WHAT IS PERMISSIBLE TO THE EMPEROR – IS FORBIDDEN TO THE TYCOON
Legend has it that many years ago there was a famine in one of the villages in Africa, and as a result of this, the fields did not produce any grain. The elders gathered, and after weighing up several alternatives, such as irrigation or importing grain, one of them came up with a revolutionary idea: “Let us make a law requiring the fields to yield grain, even when it does not rain.” The villagers were filled with pride at their legislators’ determination, guarding their rights in such a simple and elegant way. Even though the crops did not grow, nevertheless the original law still glorifies the book of rules of the same village. To those who believe that this is a fictional story, I would recommend carefully reading the bills raised here recently in the field of debt arrangements, and especially the proposal to impose a “Economic Infamy” on the controlling shareholder, where the Company under his control has a debt arrangement that includes a “haircut“and prohibit financial institutions from investing in his other issues.
Instead of seriously analyzing the problem and its roots, some of our legislators prefer to try to order it to disappear.
For the benefit of the confused reader, hereunder are some facts on the subject.
Contrary to popular rhetoric, the debt arrangements were not born as a result of a lack of desire of borrowers to repay their debts, but was caused by an inability to repay it. That is what happens when lending money to a business: When there is an economic crisis, on an economic level or a business level – the business can not repay its debts.
This is also the reason for the existence of rating agencies, which assess the risk of repayment of the bonds, and that the various bonds are issued with various securities and at different interest rates. Anyone who lends money understands that you may not always be able to collect it. The European debt crisis shows that even loans to countries which have traditionally been described as “lacking risk, are not always repaid.
IMPLICATIONS FOR THE CAPITAL MARKET
The first debt settlement did not begin at the Tel – Aviv Stock Exchange. It began a few hundred years ago, probably not long after the first bank borrower failed to repay his debts. Banks perform endless bank debt arrangements – deployment, change of conditions and forgiveness of debt when the bank debt is treated under bank secrecy, far from the spotlight and the press.
The debt settlement came into being only after the first lender concluded that the alternative is worse. This is because – in general – the bankruptcy process causes further impairment to the value of the business, which primarily affects the lender himself. Bankruptcy also affects the employees of the business, its suppliers and its customers. This is why in many countries the revised legislation actually encourages debt settlements and does not make it more not difficult.
This position is also accepted by the courts in Israel, from the time that the phenomenon was called positive “Corporate Recovery,” rather than the negative, populist name – “haircut”.
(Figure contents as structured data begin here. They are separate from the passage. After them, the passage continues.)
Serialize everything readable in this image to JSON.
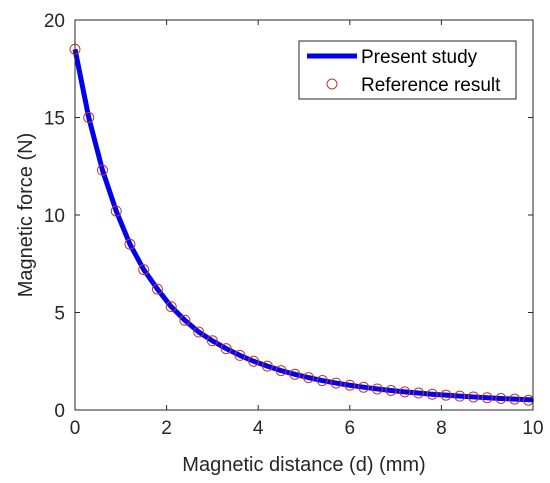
{
  "chart_data": {
    "type": "line",
    "title": "",
    "xlabel": "Magnetic distance (d) (mm)",
    "ylabel": "Magnetic force (N)",
    "xlim": [
      0,
      10
    ],
    "ylim": [
      0,
      20
    ],
    "xticks": [
      "0",
      "2",
      "4",
      "6",
      "8",
      "10"
    ],
    "yticks": [
      "0",
      "5",
      "10",
      "15",
      "20"
    ],
    "grid": false,
    "legend_position": "top-right",
    "series": [
      {
        "name": "Present study",
        "style": "line",
        "color": "#0000ee",
        "x": [
          0,
          0.3,
          0.6,
          0.9,
          1.2,
          1.5,
          1.8,
          2.1,
          2.4,
          2.7,
          3.0,
          3.3,
          3.6,
          3.9,
          4.2,
          4.5,
          4.8,
          5.1,
          5.4,
          5.7,
          6.0,
          6.3,
          6.6,
          6.9,
          7.2,
          7.5,
          7.8,
          8.1,
          8.4,
          8.7,
          9.0,
          9.3,
          9.6,
          10.0
        ],
        "y": [
          18.5,
          15.0,
          12.3,
          10.2,
          8.5,
          7.2,
          6.2,
          5.3,
          4.6,
          4.0,
          3.55,
          3.15,
          2.8,
          2.5,
          2.25,
          2.02,
          1.83,
          1.66,
          1.51,
          1.38,
          1.27,
          1.17,
          1.08,
          1.0,
          0.93,
          0.87,
          0.81,
          0.76,
          0.71,
          0.67,
          0.63,
          0.59,
          0.56,
          0.52
        ]
      },
      {
        "name": "Reference result",
        "style": "marker",
        "color": "#c0392b",
        "x": [
          0,
          0.3,
          0.6,
          0.9,
          1.2,
          1.5,
          1.8,
          2.1,
          2.4,
          2.7,
          3.0,
          3.3,
          3.6,
          3.9,
          4.2,
          4.5,
          4.8,
          5.1,
          5.4,
          5.7,
          6.0,
          6.3,
          6.6,
          6.9,
          7.2,
          7.5,
          7.8,
          8.1,
          8.4,
          8.7,
          9.0,
          9.3,
          9.6,
          9.9
        ],
        "y": [
          18.5,
          15.0,
          12.3,
          10.2,
          8.5,
          7.2,
          6.2,
          5.3,
          4.6,
          4.0,
          3.55,
          3.15,
          2.8,
          2.5,
          2.25,
          2.02,
          1.83,
          1.66,
          1.51,
          1.38,
          1.27,
          1.17,
          1.08,
          1.0,
          0.93,
          0.87,
          0.81,
          0.76,
          0.71,
          0.67,
          0.63,
          0.59,
          0.56,
          0.5
        ]
      }
    ]
  }
}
Israeli institutions also do well without the help of the legislature. The rhetoric that shows them as wretches who do not know to protect the rights of the members and need “a push” from the big brother, has no connection with reality and is part of the general wave of incitement against them.
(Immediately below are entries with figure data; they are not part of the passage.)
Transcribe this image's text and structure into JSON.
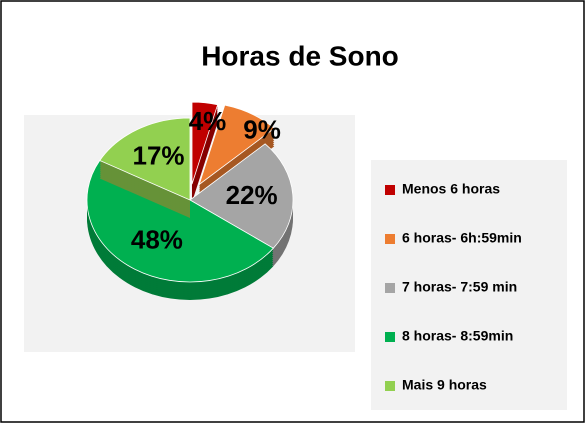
{
  "chart_data": {
    "type": "pie",
    "title": "Horas de Sono",
    "categories": [
      "Menos 6 horas",
      "6 horas- 6h:59min",
      "7 horas- 7:59 min",
      "8 horas- 8:59min",
      "Mais 9 horas"
    ],
    "values": [
      4,
      9,
      22,
      48,
      17
    ],
    "value_labels": [
      "4%",
      "9%",
      "22%",
      "48%",
      "17%"
    ],
    "colors": [
      "#c00000",
      "#ed7d31",
      "#a5a5a5",
      "#00b050",
      "#92d050"
    ],
    "legend": "right"
  }
}
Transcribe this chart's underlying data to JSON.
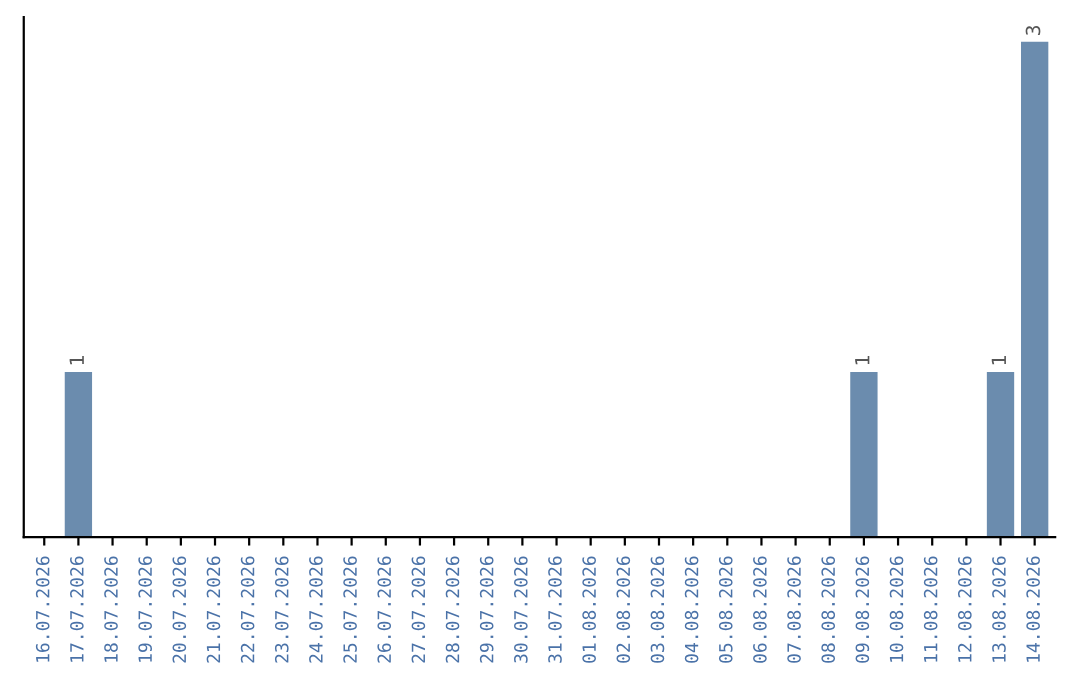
{
  "chart_data": {
    "type": "bar",
    "categories": [
      "16.07.2026",
      "17.07.2026",
      "18.07.2026",
      "19.07.2026",
      "20.07.2026",
      "21.07.2026",
      "22.07.2026",
      "23.07.2026",
      "24.07.2026",
      "25.07.2026",
      "26.07.2026",
      "27.07.2026",
      "28.07.2026",
      "29.07.2026",
      "30.07.2026",
      "31.07.2026",
      "01.08.2026",
      "02.08.2026",
      "03.08.2026",
      "04.08.2026",
      "05.08.2026",
      "06.08.2026",
      "07.08.2026",
      "08.08.2026",
      "09.08.2026",
      "10.08.2026",
      "11.08.2026",
      "12.08.2026",
      "13.08.2026",
      "14.08.2026"
    ],
    "values": [
      0,
      1,
      0,
      0,
      0,
      0,
      0,
      0,
      0,
      0,
      0,
      0,
      0,
      0,
      0,
      0,
      0,
      0,
      0,
      0,
      0,
      0,
      0,
      0,
      1,
      0,
      0,
      0,
      1,
      3
    ],
    "value_labels": [
      null,
      "1",
      null,
      null,
      null,
      null,
      null,
      null,
      null,
      null,
      null,
      null,
      null,
      null,
      null,
      null,
      null,
      null,
      null,
      null,
      null,
      null,
      null,
      null,
      "1",
      null,
      null,
      null,
      "1",
      "3"
    ],
    "color": "#6b8cae",
    "tick_labels": "x",
    "grid": false,
    "legend": false
  }
}
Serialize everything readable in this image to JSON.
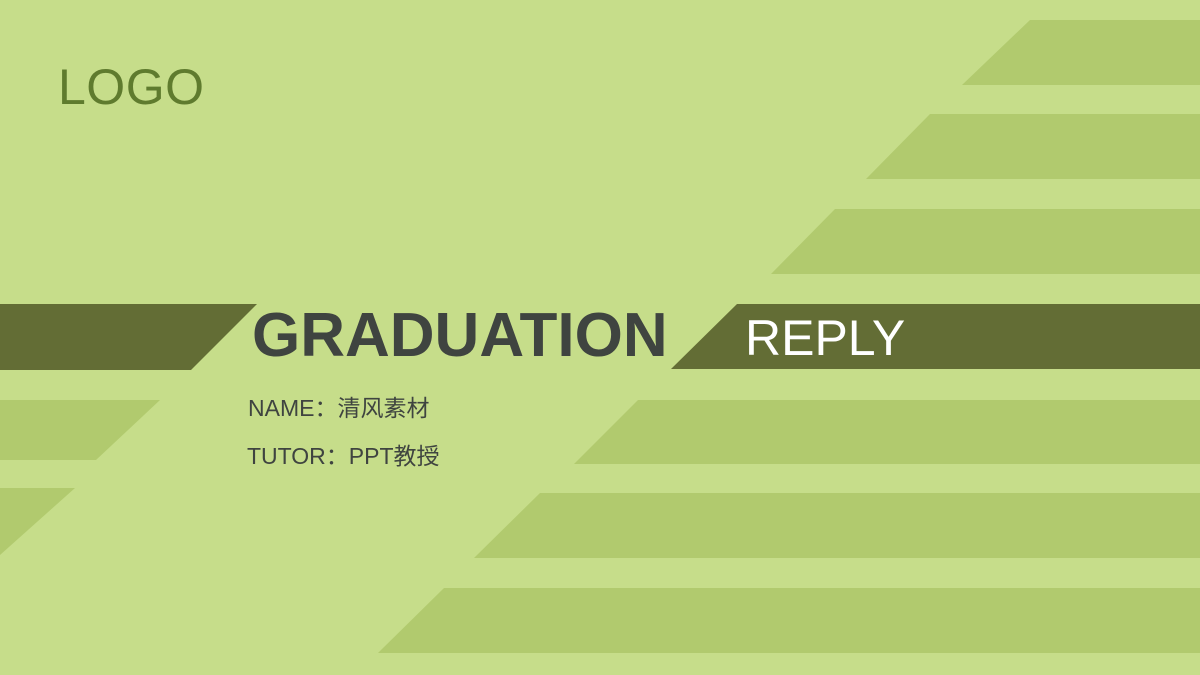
{
  "slide": {
    "logo": "LOGO",
    "title": "GRADUATION",
    "subtitle": "REPLY",
    "name_line": "NAME：清风素材",
    "tutor_line": "TUTOR：PPT教授"
  },
  "colors": {
    "background": "#c6dd8a",
    "stripe": "#b1ca6e",
    "band": "#636d35",
    "logo_text": "#5f7b2e",
    "title_text": "#3f4440",
    "subtitle_text": "#ffffff",
    "info_text": "#3f4440"
  }
}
The rather excessive preoccupation with the media and its nature sometimes makes it difficult for the institutional market to operate in an economical – rational business manner as is normal for the banking system.
The main impact on its pension funds the public actually absorbs from a decrease of its investments in its investments in bonds. In times of crisis, the decline in stock prices are far greater than the decline in bond prices. So why not also pass legislation to guarantee a minimum price per share?
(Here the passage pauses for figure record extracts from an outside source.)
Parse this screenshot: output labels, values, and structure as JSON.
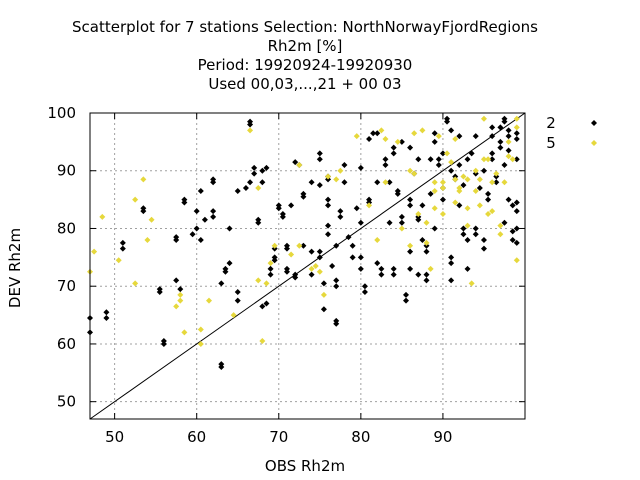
{
  "chart_data": {
    "type": "scatter",
    "title_lines": [
      "Scatterplot for    7 stations Selection: NorthNorwayFjordRegions",
      "Rh2m [%]",
      "Period: 19920924-19920930",
      "Used  00,03,...,21  + 00 03"
    ],
    "xlabel": "OBS Rh2m",
    "ylabel": "DEV Rh2m",
    "xlim": [
      47,
      100
    ],
    "ylim": [
      47,
      100
    ],
    "xticks": [
      50,
      60,
      70,
      80,
      90
    ],
    "yticks": [
      50,
      60,
      70,
      80,
      90,
      100
    ],
    "grid": true,
    "legend_position": "right",
    "diagonal_line": true,
    "series": [
      {
        "name": "2",
        "color": "#000000",
        "marker": "diamond",
        "points": [
          [
            47,
            62
          ],
          [
            47,
            64.5
          ],
          [
            49,
            64.5
          ],
          [
            49,
            65.5
          ],
          [
            51,
            76.5
          ],
          [
            51,
            77.5
          ],
          [
            53.5,
            83
          ],
          [
            53.5,
            83.5
          ],
          [
            55.5,
            69
          ],
          [
            55.5,
            69.5
          ],
          [
            56,
            60
          ],
          [
            56,
            60.5
          ],
          [
            57.5,
            71
          ],
          [
            57.5,
            78
          ],
          [
            57.5,
            78.5
          ],
          [
            58,
            69.5
          ],
          [
            58.5,
            84.5
          ],
          [
            58.5,
            85
          ],
          [
            59.5,
            79
          ],
          [
            60,
            80
          ],
          [
            60,
            83
          ],
          [
            60.5,
            86.5
          ],
          [
            60.5,
            78
          ],
          [
            61,
            81.5
          ],
          [
            62,
            88
          ],
          [
            62,
            88.5
          ],
          [
            62,
            82
          ],
          [
            62,
            83
          ],
          [
            63,
            56
          ],
          [
            63,
            56.5
          ],
          [
            63,
            70.5
          ],
          [
            63.5,
            72.5
          ],
          [
            63.5,
            73
          ],
          [
            64,
            74
          ],
          [
            64,
            80
          ],
          [
            65,
            69
          ],
          [
            65,
            67.5
          ],
          [
            65,
            86.5
          ],
          [
            66,
            87
          ],
          [
            66.5,
            98.5
          ],
          [
            66.5,
            98
          ],
          [
            66.5,
            88
          ],
          [
            67,
            89.5
          ],
          [
            67,
            90.5
          ],
          [
            67.5,
            81
          ],
          [
            67.5,
            81.5
          ],
          [
            68,
            88
          ],
          [
            68,
            90
          ],
          [
            68.5,
            90.5
          ],
          [
            68,
            66.5
          ],
          [
            68.5,
            67
          ],
          [
            69,
            72
          ],
          [
            69,
            73
          ],
          [
            69.5,
            74.5
          ],
          [
            69.5,
            75
          ],
          [
            69.5,
            76.5
          ],
          [
            70,
            83.5
          ],
          [
            70,
            84
          ],
          [
            70.5,
            82
          ],
          [
            70.5,
            82.5
          ],
          [
            71,
            72.5
          ],
          [
            71,
            73
          ],
          [
            71,
            76.5
          ],
          [
            71,
            77
          ],
          [
            71.5,
            84
          ],
          [
            72,
            71.5
          ],
          [
            72,
            72
          ],
          [
            72,
            91.5
          ],
          [
            72.5,
            91
          ],
          [
            73,
            77
          ],
          [
            73,
            85.5
          ],
          [
            73,
            86
          ],
          [
            74,
            72
          ],
          [
            74,
            76
          ],
          [
            74,
            88
          ],
          [
            75,
            92
          ],
          [
            75,
            93
          ],
          [
            75,
            87.5
          ],
          [
            75,
            75
          ],
          [
            75,
            76
          ],
          [
            75.5,
            66
          ],
          [
            75.5,
            70.5
          ],
          [
            76,
            79
          ],
          [
            76,
            80.5
          ],
          [
            76,
            84
          ],
          [
            76,
            85
          ],
          [
            76,
            88.5
          ],
          [
            76,
            89
          ],
          [
            76.5,
            73.5
          ],
          [
            77,
            70
          ],
          [
            77,
            71
          ],
          [
            77,
            77
          ],
          [
            77,
            64
          ],
          [
            77,
            63.5
          ],
          [
            77.5,
            82
          ],
          [
            77.5,
            83
          ],
          [
            78,
            91
          ],
          [
            78,
            88
          ],
          [
            78.5,
            78.5
          ],
          [
            79,
            75
          ],
          [
            79,
            77
          ],
          [
            79.5,
            83.5
          ],
          [
            80,
            81
          ],
          [
            80,
            73
          ],
          [
            80,
            75
          ],
          [
            80,
            90.5
          ],
          [
            80.5,
            69
          ],
          [
            80.5,
            70
          ],
          [
            81,
            95.5
          ],
          [
            81,
            84.5
          ],
          [
            81,
            85
          ],
          [
            81.5,
            96.5
          ],
          [
            82,
            96.5
          ],
          [
            82,
            88
          ],
          [
            82,
            74
          ],
          [
            82.5,
            72
          ],
          [
            82.5,
            73
          ],
          [
            83,
            91
          ],
          [
            83,
            92
          ],
          [
            83.5,
            81
          ],
          [
            83.5,
            88
          ],
          [
            84,
            93
          ],
          [
            84,
            94
          ],
          [
            84,
            72
          ],
          [
            84,
            73
          ],
          [
            84.5,
            86
          ],
          [
            84.5,
            86.5
          ],
          [
            85,
            95
          ],
          [
            85,
            81
          ],
          [
            85,
            82
          ],
          [
            85.5,
            67.5
          ],
          [
            85.5,
            68.5
          ],
          [
            86,
            73
          ],
          [
            86,
            76
          ],
          [
            86,
            84
          ],
          [
            86,
            85
          ],
          [
            86,
            94
          ],
          [
            86.5,
            89.5
          ],
          [
            87,
            92
          ],
          [
            87,
            81.5
          ],
          [
            87,
            82
          ],
          [
            87,
            72
          ],
          [
            87.5,
            84
          ],
          [
            87.5,
            78
          ],
          [
            88,
            76
          ],
          [
            88,
            77
          ],
          [
            88,
            71
          ],
          [
            88,
            72
          ],
          [
            88.5,
            86
          ],
          [
            88.5,
            92
          ],
          [
            89,
            95
          ],
          [
            89,
            96.5
          ],
          [
            89,
            80
          ],
          [
            89.5,
            91
          ],
          [
            89.5,
            92
          ],
          [
            90,
            93
          ],
          [
            90,
            85
          ],
          [
            90,
            87
          ],
          [
            90.5,
            98.5
          ],
          [
            90.5,
            99
          ],
          [
            91,
            97
          ],
          [
            91,
            90
          ],
          [
            91,
            74
          ],
          [
            91,
            75
          ],
          [
            91,
            71
          ],
          [
            91.5,
            88.5
          ],
          [
            91.5,
            89
          ],
          [
            92,
            96
          ],
          [
            92,
            91
          ],
          [
            92,
            84
          ],
          [
            92.5,
            79
          ],
          [
            92.5,
            80
          ],
          [
            92.5,
            87.5
          ],
          [
            93,
            92
          ],
          [
            93,
            73
          ],
          [
            93,
            78
          ],
          [
            93.5,
            93
          ],
          [
            94,
            89.5
          ],
          [
            94,
            96
          ],
          [
            94,
            79
          ],
          [
            94,
            80
          ],
          [
            94.5,
            87
          ],
          [
            95,
            90
          ],
          [
            95,
            78
          ],
          [
            95,
            76.5
          ],
          [
            95.5,
            85
          ],
          [
            95.5,
            86
          ],
          [
            96,
            96
          ],
          [
            96,
            97.5
          ],
          [
            96,
            92
          ],
          [
            96,
            93
          ],
          [
            96.5,
            88
          ],
          [
            96.5,
            89
          ],
          [
            97,
            94
          ],
          [
            97,
            95
          ],
          [
            97,
            97.5
          ],
          [
            97.5,
            98.5
          ],
          [
            97.5,
            99
          ],
          [
            97.5,
            91
          ],
          [
            97.5,
            81
          ],
          [
            98,
            96
          ],
          [
            98,
            97
          ],
          [
            98,
            93.5
          ],
          [
            98,
            85
          ],
          [
            98.5,
            84
          ],
          [
            98.5,
            78
          ],
          [
            98.5,
            79.5
          ],
          [
            99,
            96.5
          ],
          [
            99,
            95.5
          ],
          [
            99,
            92
          ],
          [
            99,
            84.5
          ],
          [
            99,
            83
          ],
          [
            99,
            77.5
          ],
          [
            99,
            80
          ]
        ]
      },
      {
        "name": "5",
        "color": "#e6d83c",
        "marker": "diamond",
        "points": [
          [
            47,
            72.5
          ],
          [
            47.5,
            76
          ],
          [
            48.5,
            82
          ],
          [
            50.5,
            74.5
          ],
          [
            52.5,
            85
          ],
          [
            52.5,
            70.5
          ],
          [
            53.5,
            88.5
          ],
          [
            54,
            78
          ],
          [
            54.5,
            81.5
          ],
          [
            57.5,
            66.5
          ],
          [
            58,
            67.5
          ],
          [
            58,
            68.5
          ],
          [
            58.5,
            62
          ],
          [
            60.5,
            60
          ],
          [
            60.5,
            62.5
          ],
          [
            61.5,
            67.5
          ],
          [
            64.5,
            65
          ],
          [
            66.5,
            97
          ],
          [
            67.5,
            87
          ],
          [
            67.5,
            71
          ],
          [
            68,
            60.5
          ],
          [
            68.5,
            70.5
          ],
          [
            69,
            74
          ],
          [
            69.5,
            77
          ],
          [
            71.5,
            75.5
          ],
          [
            72.5,
            77
          ],
          [
            72.5,
            91
          ],
          [
            74,
            73
          ],
          [
            74.5,
            73.5
          ],
          [
            75,
            72.5
          ],
          [
            75.5,
            68.5
          ],
          [
            76,
            89
          ],
          [
            77,
            88.5
          ],
          [
            77.5,
            90
          ],
          [
            79.5,
            96
          ],
          [
            81,
            84
          ],
          [
            82,
            78
          ],
          [
            82.5,
            97
          ],
          [
            83,
            88
          ],
          [
            83,
            95.5
          ],
          [
            84.5,
            95
          ],
          [
            85,
            80
          ],
          [
            86,
            77
          ],
          [
            86,
            90
          ],
          [
            86.5,
            89.5
          ],
          [
            86.5,
            96.5
          ],
          [
            87,
            82.5
          ],
          [
            87.5,
            97
          ],
          [
            88,
            81
          ],
          [
            88,
            77.5
          ],
          [
            88.5,
            73
          ],
          [
            89,
            83.5
          ],
          [
            89,
            86.5
          ],
          [
            89,
            88
          ],
          [
            89.5,
            96
          ],
          [
            90,
            87
          ],
          [
            90,
            88
          ],
          [
            90,
            82.5
          ],
          [
            90.5,
            93
          ],
          [
            91,
            91.5
          ],
          [
            91.5,
            84.5
          ],
          [
            91.5,
            88.5
          ],
          [
            91.5,
            95.5
          ],
          [
            92,
            87
          ],
          [
            92,
            86.5
          ],
          [
            92.5,
            89
          ],
          [
            93,
            83.5
          ],
          [
            93,
            88.5
          ],
          [
            93,
            80.5
          ],
          [
            93.5,
            70.5
          ],
          [
            94,
            86.5
          ],
          [
            94,
            90
          ],
          [
            94.5,
            88.5
          ],
          [
            94.5,
            84
          ],
          [
            95,
            99
          ],
          [
            95,
            92
          ],
          [
            95.5,
            92
          ],
          [
            95.5,
            82.5
          ],
          [
            96,
            83
          ],
          [
            96,
            88
          ],
          [
            96.5,
            89.5
          ],
          [
            97,
            80.5
          ],
          [
            97,
            79
          ],
          [
            97.5,
            88
          ],
          [
            98,
            95
          ],
          [
            98,
            92.5
          ],
          [
            98.5,
            92
          ],
          [
            99,
            99
          ],
          [
            99,
            74.5
          ],
          [
            99,
            97.5
          ]
        ]
      }
    ]
  }
}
The concept of a limited liability company is considered one of the main engines of the modern economy. Who-ever wants to make laws essentially lifting the corporate veil and imposing, retrospectively, personal responsibility for controlling shareholders to repay the debt, even though at the time of bond issuance buyers know very well that the controlling shareholder does not guarantee them – should think carefully about the long-term implications of such a step on the Israeli capital market and on corporate law in general.
Finally, it is difficult to understand why when the government company, Agrexco, collapsed, the country could well explain that it does not intend to pay its debts, since this related to bonds without government guarantees. Why then was a law not passed requiring the “owners” to guarantee the debt or avoid issuing them again forever? It seems that what is allowed to the emperor – is forbidden to the tycoon.